Из показаний Дерибаса, Западного и Барминского устанавливалось, что в войсках НКВД и в погранохране существовал заговор, созданный в результате их связей с Гамарником. Дерибас давно был лично связан с Рыковым. Он вместе с бывшим секретарем Крайкома партии Лаврентьевым, бывшим предрайисполкома Крутовым и группой заговорщиков в армии в лице Сангурского, Аронштама и других предполагал совершить переворот на Дальнем Востоке и договориться с японским правительством о помощи и совместных действиях против СССР.

Ими были завербованы в НКВД пять начальников отделов, комендант Управления, начальник Приморского об-луправления Визель, его заместитель Кондратьев, начальник Амурского управления Давыдов, начальник Нижне-Амурского облуправления Липовский, начальник Уссурийского облуправления Пряхин, начальник управления еврейской области Лавтаков, начальник Комсомольского горотдела Голянов, особоуполномоченный Управления Кри-чинский, заместитель начальника Сахалинского облуправления Домарев, начальник горотдела города Оха (Сахалин) Балицкий, заместитель начальника Особого отдела Тихоокеанского флота Новицкий, начальник особого отдела 51 авиабригады Коган и многие другие руководители органов НКВД, начальники отделений и уполномоченные в краевом управлении НКВД и в районах.

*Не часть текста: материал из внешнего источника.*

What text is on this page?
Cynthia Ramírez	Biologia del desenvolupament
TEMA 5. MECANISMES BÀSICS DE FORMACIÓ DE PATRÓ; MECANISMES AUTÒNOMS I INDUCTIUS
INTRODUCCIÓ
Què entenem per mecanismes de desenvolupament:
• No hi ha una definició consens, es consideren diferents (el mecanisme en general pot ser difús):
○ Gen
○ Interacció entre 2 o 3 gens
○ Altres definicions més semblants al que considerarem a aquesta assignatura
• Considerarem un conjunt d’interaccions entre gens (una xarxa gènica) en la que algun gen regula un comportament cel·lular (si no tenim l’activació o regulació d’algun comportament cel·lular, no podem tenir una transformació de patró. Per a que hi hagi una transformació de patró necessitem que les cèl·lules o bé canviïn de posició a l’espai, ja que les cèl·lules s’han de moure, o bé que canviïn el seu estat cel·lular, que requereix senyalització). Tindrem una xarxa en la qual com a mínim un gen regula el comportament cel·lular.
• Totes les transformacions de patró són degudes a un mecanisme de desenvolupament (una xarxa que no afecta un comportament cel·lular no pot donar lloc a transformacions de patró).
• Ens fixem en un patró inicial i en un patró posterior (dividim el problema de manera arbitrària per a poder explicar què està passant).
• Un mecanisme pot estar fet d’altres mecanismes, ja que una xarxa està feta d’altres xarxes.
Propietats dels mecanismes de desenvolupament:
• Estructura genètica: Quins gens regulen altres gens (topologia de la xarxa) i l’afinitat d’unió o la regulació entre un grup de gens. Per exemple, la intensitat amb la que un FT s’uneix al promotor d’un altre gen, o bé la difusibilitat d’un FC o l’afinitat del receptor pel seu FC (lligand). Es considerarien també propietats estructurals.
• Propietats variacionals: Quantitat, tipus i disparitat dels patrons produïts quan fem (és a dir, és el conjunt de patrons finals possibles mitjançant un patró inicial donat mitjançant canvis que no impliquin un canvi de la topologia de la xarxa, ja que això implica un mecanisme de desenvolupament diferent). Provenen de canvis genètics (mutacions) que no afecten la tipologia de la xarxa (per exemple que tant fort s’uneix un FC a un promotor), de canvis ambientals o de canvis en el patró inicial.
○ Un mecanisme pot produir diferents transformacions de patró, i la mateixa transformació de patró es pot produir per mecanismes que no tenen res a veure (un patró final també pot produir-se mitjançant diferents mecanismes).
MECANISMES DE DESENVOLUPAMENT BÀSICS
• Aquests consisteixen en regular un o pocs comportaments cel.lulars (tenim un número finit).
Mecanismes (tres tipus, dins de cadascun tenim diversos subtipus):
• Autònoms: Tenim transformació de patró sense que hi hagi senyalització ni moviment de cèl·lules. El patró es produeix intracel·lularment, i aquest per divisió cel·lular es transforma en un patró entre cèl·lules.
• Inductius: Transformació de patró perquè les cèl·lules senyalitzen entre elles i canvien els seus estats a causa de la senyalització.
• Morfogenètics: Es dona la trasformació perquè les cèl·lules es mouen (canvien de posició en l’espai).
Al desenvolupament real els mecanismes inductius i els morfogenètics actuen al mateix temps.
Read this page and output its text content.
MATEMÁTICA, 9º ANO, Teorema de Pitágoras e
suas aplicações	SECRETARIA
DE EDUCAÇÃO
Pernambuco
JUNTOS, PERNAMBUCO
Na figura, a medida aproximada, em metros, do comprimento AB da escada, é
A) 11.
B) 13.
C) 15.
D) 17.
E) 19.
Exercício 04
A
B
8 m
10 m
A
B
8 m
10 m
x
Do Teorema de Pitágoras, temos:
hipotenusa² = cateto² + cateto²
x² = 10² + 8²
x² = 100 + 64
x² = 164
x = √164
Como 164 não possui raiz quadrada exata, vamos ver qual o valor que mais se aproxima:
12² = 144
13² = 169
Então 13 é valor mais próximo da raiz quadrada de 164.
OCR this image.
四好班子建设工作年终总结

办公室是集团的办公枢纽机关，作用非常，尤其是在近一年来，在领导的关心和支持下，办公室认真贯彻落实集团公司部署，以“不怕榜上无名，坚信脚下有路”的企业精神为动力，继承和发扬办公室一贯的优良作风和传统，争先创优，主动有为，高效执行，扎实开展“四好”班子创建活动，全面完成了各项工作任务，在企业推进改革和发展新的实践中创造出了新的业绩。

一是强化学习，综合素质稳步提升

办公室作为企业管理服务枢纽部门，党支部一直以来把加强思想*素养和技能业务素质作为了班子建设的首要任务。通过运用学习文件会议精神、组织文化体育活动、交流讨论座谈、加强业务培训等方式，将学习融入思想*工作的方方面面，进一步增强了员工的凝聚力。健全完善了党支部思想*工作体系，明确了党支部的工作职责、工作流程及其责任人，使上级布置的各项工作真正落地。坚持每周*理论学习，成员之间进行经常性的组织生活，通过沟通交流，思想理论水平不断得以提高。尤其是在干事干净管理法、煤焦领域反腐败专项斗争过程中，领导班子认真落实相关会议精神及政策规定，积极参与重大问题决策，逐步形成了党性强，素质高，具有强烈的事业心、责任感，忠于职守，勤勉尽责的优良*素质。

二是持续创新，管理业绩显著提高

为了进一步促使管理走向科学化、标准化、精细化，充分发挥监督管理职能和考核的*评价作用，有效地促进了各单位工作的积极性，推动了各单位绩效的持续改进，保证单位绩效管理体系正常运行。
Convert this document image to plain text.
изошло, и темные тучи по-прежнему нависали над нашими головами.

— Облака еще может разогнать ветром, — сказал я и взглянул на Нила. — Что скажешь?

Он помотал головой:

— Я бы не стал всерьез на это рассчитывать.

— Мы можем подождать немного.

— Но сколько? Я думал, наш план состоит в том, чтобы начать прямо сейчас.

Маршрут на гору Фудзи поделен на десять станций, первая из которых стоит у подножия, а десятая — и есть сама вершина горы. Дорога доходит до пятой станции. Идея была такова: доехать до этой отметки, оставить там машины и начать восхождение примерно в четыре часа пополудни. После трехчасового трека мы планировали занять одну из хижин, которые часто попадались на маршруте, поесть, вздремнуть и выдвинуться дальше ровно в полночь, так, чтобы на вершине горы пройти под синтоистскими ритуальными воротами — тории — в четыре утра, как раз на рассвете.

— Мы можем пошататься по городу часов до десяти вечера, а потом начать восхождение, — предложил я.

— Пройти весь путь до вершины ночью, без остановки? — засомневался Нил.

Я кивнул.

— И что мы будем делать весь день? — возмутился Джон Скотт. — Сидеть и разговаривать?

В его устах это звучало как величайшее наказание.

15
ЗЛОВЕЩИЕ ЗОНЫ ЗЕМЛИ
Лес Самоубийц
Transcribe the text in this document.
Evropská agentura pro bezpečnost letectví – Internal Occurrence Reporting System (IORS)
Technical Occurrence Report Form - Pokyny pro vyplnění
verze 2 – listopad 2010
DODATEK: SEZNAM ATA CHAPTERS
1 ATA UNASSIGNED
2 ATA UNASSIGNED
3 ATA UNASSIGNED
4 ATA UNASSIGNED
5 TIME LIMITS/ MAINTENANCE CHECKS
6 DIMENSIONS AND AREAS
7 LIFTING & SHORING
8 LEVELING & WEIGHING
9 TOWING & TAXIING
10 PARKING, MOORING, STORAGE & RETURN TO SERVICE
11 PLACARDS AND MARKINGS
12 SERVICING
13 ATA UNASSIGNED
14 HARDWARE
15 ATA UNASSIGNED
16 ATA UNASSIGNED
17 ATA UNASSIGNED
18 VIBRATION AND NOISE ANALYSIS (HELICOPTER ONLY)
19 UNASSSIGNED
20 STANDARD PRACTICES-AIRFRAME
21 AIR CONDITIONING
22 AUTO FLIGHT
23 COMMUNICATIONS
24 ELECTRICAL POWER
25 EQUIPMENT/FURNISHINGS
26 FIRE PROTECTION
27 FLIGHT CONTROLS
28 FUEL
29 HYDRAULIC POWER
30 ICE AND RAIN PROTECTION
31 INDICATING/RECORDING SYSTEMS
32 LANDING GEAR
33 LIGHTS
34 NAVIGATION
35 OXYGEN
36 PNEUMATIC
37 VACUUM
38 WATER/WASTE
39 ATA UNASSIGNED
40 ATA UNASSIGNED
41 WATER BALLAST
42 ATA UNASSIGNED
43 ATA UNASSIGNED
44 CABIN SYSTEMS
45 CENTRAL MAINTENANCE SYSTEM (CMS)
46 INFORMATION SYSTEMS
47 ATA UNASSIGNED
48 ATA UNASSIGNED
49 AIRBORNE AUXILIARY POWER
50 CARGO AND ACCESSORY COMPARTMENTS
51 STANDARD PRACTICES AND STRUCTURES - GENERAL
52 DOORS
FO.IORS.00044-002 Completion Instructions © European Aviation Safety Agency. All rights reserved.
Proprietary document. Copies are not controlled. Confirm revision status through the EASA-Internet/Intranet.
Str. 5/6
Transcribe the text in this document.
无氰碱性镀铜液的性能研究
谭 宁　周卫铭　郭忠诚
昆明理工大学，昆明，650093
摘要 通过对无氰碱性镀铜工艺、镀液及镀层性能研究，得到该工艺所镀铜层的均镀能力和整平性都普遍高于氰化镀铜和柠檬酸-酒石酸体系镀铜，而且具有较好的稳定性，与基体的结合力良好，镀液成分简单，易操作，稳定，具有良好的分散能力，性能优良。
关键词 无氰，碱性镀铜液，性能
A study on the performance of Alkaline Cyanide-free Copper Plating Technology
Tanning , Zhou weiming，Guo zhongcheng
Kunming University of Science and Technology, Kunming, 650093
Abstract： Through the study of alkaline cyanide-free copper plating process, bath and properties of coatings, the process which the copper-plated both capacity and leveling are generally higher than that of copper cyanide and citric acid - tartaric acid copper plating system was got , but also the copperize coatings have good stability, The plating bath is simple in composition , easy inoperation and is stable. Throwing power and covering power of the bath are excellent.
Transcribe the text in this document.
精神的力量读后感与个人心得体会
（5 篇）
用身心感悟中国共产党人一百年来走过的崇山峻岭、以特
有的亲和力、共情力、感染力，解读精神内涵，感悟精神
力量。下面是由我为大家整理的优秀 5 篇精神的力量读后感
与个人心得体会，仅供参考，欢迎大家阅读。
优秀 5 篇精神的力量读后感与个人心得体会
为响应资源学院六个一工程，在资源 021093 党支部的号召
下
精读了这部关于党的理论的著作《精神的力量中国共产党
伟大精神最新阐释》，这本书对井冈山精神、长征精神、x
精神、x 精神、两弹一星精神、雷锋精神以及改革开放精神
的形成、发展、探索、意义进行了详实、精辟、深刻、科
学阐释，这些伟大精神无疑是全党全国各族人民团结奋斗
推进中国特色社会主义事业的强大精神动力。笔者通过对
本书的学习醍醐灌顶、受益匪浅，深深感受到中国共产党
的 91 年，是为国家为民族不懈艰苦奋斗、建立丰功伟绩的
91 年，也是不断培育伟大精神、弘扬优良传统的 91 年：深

В пограничных войсках также была создана организация, во главе которой стоял начальник политуправления этих войск Богданов. В нее были вовлечены начальник оперативного отдела штаба погранвойск Груздь, зам. нач. политотдела Катцент, инструктор Политотдела Шестовский, начальник Камчатского погранотряда Лев и другие командиры и политработники.

Сотрудники японской разведки отмечали добросовестность и усидчивость Люшкова. Он сочинял доклады, антисталинские памфлеты и листовки, писал по-русски. Переводчики сетовали, что за Люшковым не угнаться — он писал в день до сорока страниц текста. Все это надо было быстро перевести на японский и передать в соответствующие отделы.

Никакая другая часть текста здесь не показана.